I'm trying to scrape app reviews from the play and app stores (app name, rating, review text in full, username) and am running into some issues. I read this post but ran into a lot of difficulties with RSelenium so I'm wondering if I can do it a simpler way. When using the XPath I am able to get the name of the app, but not the review text or ratings. I'm getting "character(0)" for the User and Review data. Another question I have is that on the Play Store to see more reviews you have to click Read More and I'm wondering if the scraping will stop at what is loaded on the page, and if so how to get the full set of reviews.
I have 0 experience with web scraping before today, so sorry if this is obvious.
library(rvest)
library(RSelenium)
library(xml2)
library(stringr)
url <- 'https://play.google.com/store/apps/details?id=com.woebot&hl=en_US'
webpage <- read_html(url)
Name_data_html <- webpage %>% html_nodes(xpath='/html/body/div[1]/div[4]/c-wiz/div/div[2]/div/div[1]/div/c-wiz[1]/c-wiz[1]/div/div[2]/div/div[1]/c-wiz[1]/h1/span')
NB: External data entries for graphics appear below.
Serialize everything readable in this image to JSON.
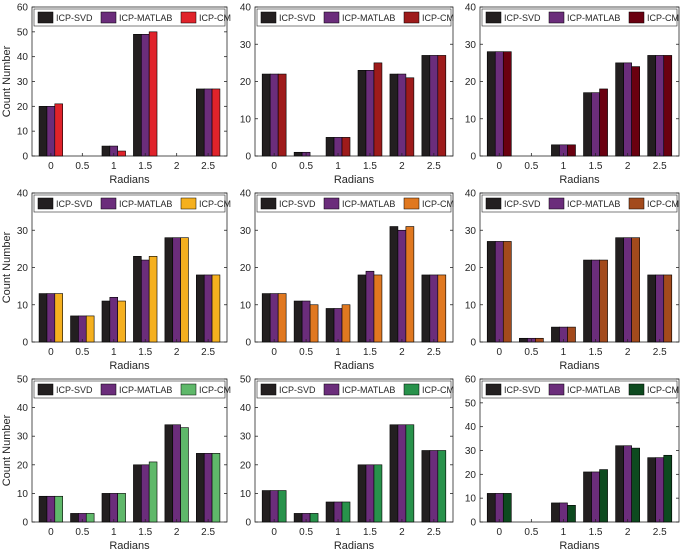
{
  "series_names": [
    "ICP-SVD",
    "ICP-MATLAB",
    "ICP-CM"
  ],
  "colors": {
    "svd": "#231f20",
    "matlab": "#6b2d7b",
    "cm_row1": [
      "#e0232b",
      "#9e1b1b",
      "#6a0010"
    ],
    "cm_row2": [
      "#f5b01f",
      "#e07820",
      "#a34a1c"
    ],
    "cm_row3": [
      "#5fb86a",
      "#28924b",
      "#0d4a1f"
    ]
  },
  "chart_data": [
    {
      "type": "bar",
      "categories": [
        "0",
        "0.5",
        "1",
        "1.5",
        "2",
        "2.5"
      ],
      "xlabel": "Radians",
      "ylabel": "Count Number",
      "ylim": [
        0,
        60
      ],
      "yticks": [
        0,
        10,
        20,
        30,
        40,
        50,
        60
      ],
      "series": [
        {
          "name": "ICP-SVD",
          "values": [
            20,
            0,
            4,
            49,
            0,
            27
          ]
        },
        {
          "name": "ICP-MATLAB",
          "values": [
            20,
            0,
            4,
            49,
            0,
            27
          ]
        },
        {
          "name": "ICP-CM",
          "values": [
            21,
            0,
            2,
            50,
            0,
            27
          ]
        }
      ]
    },
    {
      "type": "bar",
      "categories": [
        "0",
        "0.5",
        "1",
        "1.5",
        "2",
        "2.5"
      ],
      "xlabel": "Radians",
      "ylabel": "",
      "ylim": [
        0,
        40
      ],
      "yticks": [
        0,
        10,
        20,
        30,
        40
      ],
      "series": [
        {
          "name": "ICP-SVD",
          "values": [
            22,
            1,
            5,
            23,
            22,
            27
          ]
        },
        {
          "name": "ICP-MATLAB",
          "values": [
            22,
            1,
            5,
            23,
            22,
            27
          ]
        },
        {
          "name": "ICP-CM",
          "values": [
            22,
            0,
            5,
            25,
            21,
            27
          ]
        }
      ]
    },
    {
      "type": "bar",
      "categories": [
        "0",
        "0.5",
        "1",
        "1.5",
        "2",
        "2.5"
      ],
      "xlabel": "Radians",
      "ylabel": "",
      "ylim": [
        0,
        40
      ],
      "yticks": [
        0,
        10,
        20,
        30,
        40
      ],
      "series": [
        {
          "name": "ICP-SVD",
          "values": [
            28,
            0,
            3,
            17,
            25,
            27
          ]
        },
        {
          "name": "ICP-MATLAB",
          "values": [
            28,
            0,
            3,
            17,
            25,
            27
          ]
        },
        {
          "name": "ICP-CM",
          "values": [
            28,
            0,
            3,
            18,
            24,
            27
          ]
        }
      ]
    },
    {
      "type": "bar",
      "categories": [
        "0",
        "0.5",
        "1",
        "1.5",
        "2",
        "2.5"
      ],
      "xlabel": "Radians",
      "ylabel": "Count Number",
      "ylim": [
        0,
        40
      ],
      "yticks": [
        0,
        10,
        20,
        30,
        40
      ],
      "series": [
        {
          "name": "ICP-SVD",
          "values": [
            13,
            7,
            11,
            23,
            28,
            18
          ]
        },
        {
          "name": "ICP-MATLAB",
          "values": [
            13,
            7,
            12,
            22,
            28,
            18
          ]
        },
        {
          "name": "ICP-CM",
          "values": [
            13,
            7,
            11,
            23,
            28,
            18
          ]
        }
      ]
    },
    {
      "type": "bar",
      "categories": [
        "0",
        "0.5",
        "1",
        "1.5",
        "2",
        "2.5"
      ],
      "xlabel": "Radians",
      "ylabel": "",
      "ylim": [
        0,
        40
      ],
      "yticks": [
        0,
        10,
        20,
        30,
        40
      ],
      "series": [
        {
          "name": "ICP-SVD",
          "values": [
            13,
            11,
            9,
            18,
            31,
            18
          ]
        },
        {
          "name": "ICP-MATLAB",
          "values": [
            13,
            11,
            9,
            19,
            30,
            18
          ]
        },
        {
          "name": "ICP-CM",
          "values": [
            13,
            10,
            10,
            18,
            31,
            18
          ]
        }
      ]
    },
    {
      "type": "bar",
      "categories": [
        "0",
        "0.5",
        "1",
        "1.5",
        "2",
        "2.5"
      ],
      "xlabel": "Radians",
      "ylabel": "",
      "ylim": [
        0,
        40
      ],
      "yticks": [
        0,
        10,
        20,
        30,
        40
      ],
      "series": [
        {
          "name": "ICP-SVD",
          "values": [
            27,
            1,
            4,
            22,
            28,
            18
          ]
        },
        {
          "name": "ICP-MATLAB",
          "values": [
            27,
            1,
            4,
            22,
            28,
            18
          ]
        },
        {
          "name": "ICP-CM",
          "values": [
            27,
            1,
            4,
            22,
            28,
            18
          ]
        }
      ]
    },
    {
      "type": "bar",
      "categories": [
        "0",
        "0.5",
        "1",
        "1.5",
        "2",
        "2.5"
      ],
      "xlabel": "Radians",
      "ylabel": "Count Number",
      "ylim": [
        0,
        50
      ],
      "yticks": [
        0,
        10,
        20,
        30,
        40,
        50
      ],
      "series": [
        {
          "name": "ICP-SVD",
          "values": [
            9,
            3,
            10,
            20,
            34,
            24
          ]
        },
        {
          "name": "ICP-MATLAB",
          "values": [
            9,
            3,
            10,
            20,
            34,
            24
          ]
        },
        {
          "name": "ICP-CM",
          "values": [
            9,
            3,
            10,
            21,
            33,
            24
          ]
        }
      ]
    },
    {
      "type": "bar",
      "categories": [
        "0",
        "0.5",
        "1",
        "1.5",
        "2",
        "2.5"
      ],
      "xlabel": "Radians",
      "ylabel": "",
      "ylim": [
        0,
        50
      ],
      "yticks": [
        0,
        10,
        20,
        30,
        40,
        50
      ],
      "series": [
        {
          "name": "ICP-SVD",
          "values": [
            11,
            3,
            7,
            20,
            34,
            25
          ]
        },
        {
          "name": "ICP-MATLAB",
          "values": [
            11,
            3,
            7,
            20,
            34,
            25
          ]
        },
        {
          "name": "ICP-CM",
          "values": [
            11,
            3,
            7,
            20,
            34,
            25
          ]
        }
      ]
    },
    {
      "type": "bar",
      "categories": [
        "0",
        "0.5",
        "1",
        "1.5",
        "2",
        "2.5"
      ],
      "xlabel": "Radians",
      "ylabel": "",
      "ylim": [
        0,
        60
      ],
      "yticks": [
        0,
        10,
        20,
        30,
        40,
        50,
        60
      ],
      "series": [
        {
          "name": "ICP-SVD",
          "values": [
            12,
            0,
            8,
            21,
            32,
            27
          ]
        },
        {
          "name": "ICP-MATLAB",
          "values": [
            12,
            0,
            8,
            21,
            32,
            27
          ]
        },
        {
          "name": "ICP-CM",
          "values": [
            12,
            0,
            7,
            22,
            31,
            28
          ]
        }
      ]
    }
  ]
}
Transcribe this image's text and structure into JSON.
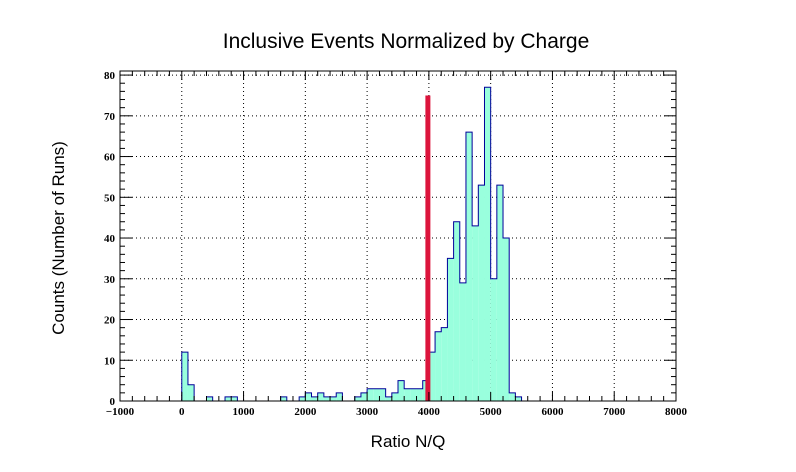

Name_data <- html_text(Name_data_html)
head(Name_data)
User_data_html <- webpage %>% html_nodes(xpath='/html/body/div[1]/div[4]/c-wiz[3]/div/div[2]/div/div[1]/div/div/div[1]/div[2]/div/div[2]/div[1]/div[1]/span')
User_data <- html_text(User_data_html)
head(User_data)
Review_data_html <- webpage %>% html_nodes(xpath='/html/body/div[1]/div[4]/c-wiz[3]/div/div[2]/div/div[1]/div/div/div[1]/div[2]/div/div[2]/div[2]')
Review_data <- html_text(Review_data_html)
head(Review_data)
product_data <- data.frame(Name = Name_Data, User = User_data,Review=Review_data)
str(product_data)